Tuesday, March 20, 2012

Manufacturing, an Economic Myth

Neither Santorum nor Obama seems to grasp the realities of manufacturing in 21st-century America
Barack Obama and Rick Santorum probably couldn't agree that August falls in summer, but on one important issue they are closer than the Winklevoss twins. Both regard manufacturing as precious beyond words, and both think the federal government should be making special efforts to promote it.
Obama favors an array of tax breaks to induce manufacturers to keep jobs in the United States, and Santorum wants to completely scrap the corporate income tax on companies in this particular sector.
"Everybody benefits when manufacturing is going strong," said the president. Santorum recently lamented, "We have the manufacturing sector of the economy when I was growing up that was 21 percent of the workforce. It's now nine."
These are not exactly new sentiments. Walter Mondale, the 1984 Democratic presidential nominee, demanded, "What do we want our kids to do? Sweep up around the Japanese computers?"

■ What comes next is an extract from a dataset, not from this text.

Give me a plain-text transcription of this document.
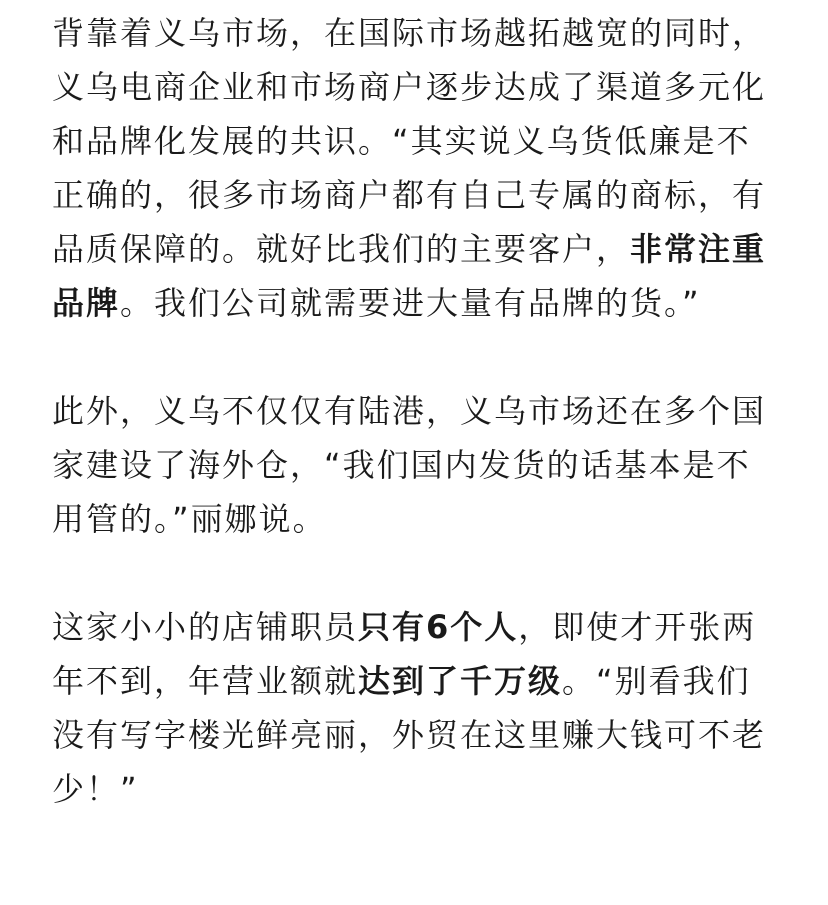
背靠着义乌市场，在国际市场越拓越宽的同时，义乌电商企业和市场商户逐步达成了渠道多元化和品牌化发展的共识。“其实说义乌货低廉是不正确的，很多市场商户都有自己专属的商标，有品质保障的。就好比我们的主要客户，非常注重品牌。我们公司就需要进大量有品牌的货。”

此外，义乌不仅仅有陆港，义乌市场还在多个国家建设了海外仓，“我们国内发货的话基本是不用管的。”丽娜说。

这家小小的店铺职员只有6个人，即使才开张两年不到，年营业额就达到了千万级。“别看我们没有写字楼光鲜亮丽，外贸在这里赚大钱可不老少！”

In 1992, independent presidential candidate Ross Perot, railing against the North American Free Trade Agreement, forecast "a giant sucking sound" caused by jobs going to Mexico. Pundits galore have long warned that we are "losing our manufacturing base."
But if nostalgia were a sound guide to economic policy, we should be building Studebakers and rotary telephones. Neither Santorum nor Obama seems to grasp the realities of manufacturing in 21st-century America.
The first is that it's not declining in the ways that matter. Compared to1990, the total value of U.S. manufacturing output, adjusted for inflation, was up by 75 percent in 2010 -- despite a drop caused by the Great Recession.
It has declined as a share of gross domestic product only because other industries have expanded even more rapidly. Economist Mark J. Perry of the University of Michigan-Flint points out that in 2009, the total value of America's manufacturing output was nearly 46 percent greater than China's. Over the past two decades, our share of the world's manufacturing has been pretty stable.
The decline in the number of manufacturing jobs is taken as evidence that the sector is sick or uncompetitive or the victim of unfair trade practices. In reality, the change indicates sound health. Our manufacturing workers have become so much more productive that they can churn out more goods with a far smaller workforce.
The same pattern, by the way, is evident in American agriculture. In 1900, 39 percent of all Americans lived on farms. Today it's 1 percent. It's a good thing, not a bad thing, that we need fewer people to produce our food. Likewise with manufactured products.
Manufacturing accounts for a shrinking slice of the total economy mainly because as we grow wealthier, we spend a smaller portion of our income on physical products, like cars and appliances, and a bigger one on services, from health care to cellphone contracts to restaurant meals. That phenomenon holds across the developed world.
It's the result of the free market at work, endlessly shifting resources to accommodate changes in consumer demand. Politicians don't think they should tell Americans to eat at Burger King instead of Chipotle, or buy baseball bats instead of soccer balls. They didn't insist we keep our typewriters when personal computers came along.
For the most part, our leaders take it as normal and sensible to defer to consumer demand, rather than try to dictate it. Given that, why do they think they ought to rig the tax code to push consumption dollars from services, which Americans want, to goods, which they don't want quite so much? Why should they divert investment from more popular businesses to less popular ones?
That's what the measures offered by Santorum and Obama would do. The point is to ease the tax burden of manufacturers at the expense of other companies, on the superstition that the former are more valuable than the latter.
It's hard to see the fairness or the economic logic. When the president unveiled his proposal, Jade West of the National Association of Wholesaler-Distributors complained to The New York Times, "My guys are totally freaked out by manufacturing getting a different tax rate than we do. They're not more important in the economy than retail or distribution or anything else."
In fact, manufacturing is bound to be a diminishing share of any advanced economy. Obama and Santorum can fling money into the teeth of that trend. But anytime politicians want to resist powerful and beneficial economic forces, bet on the economic forces.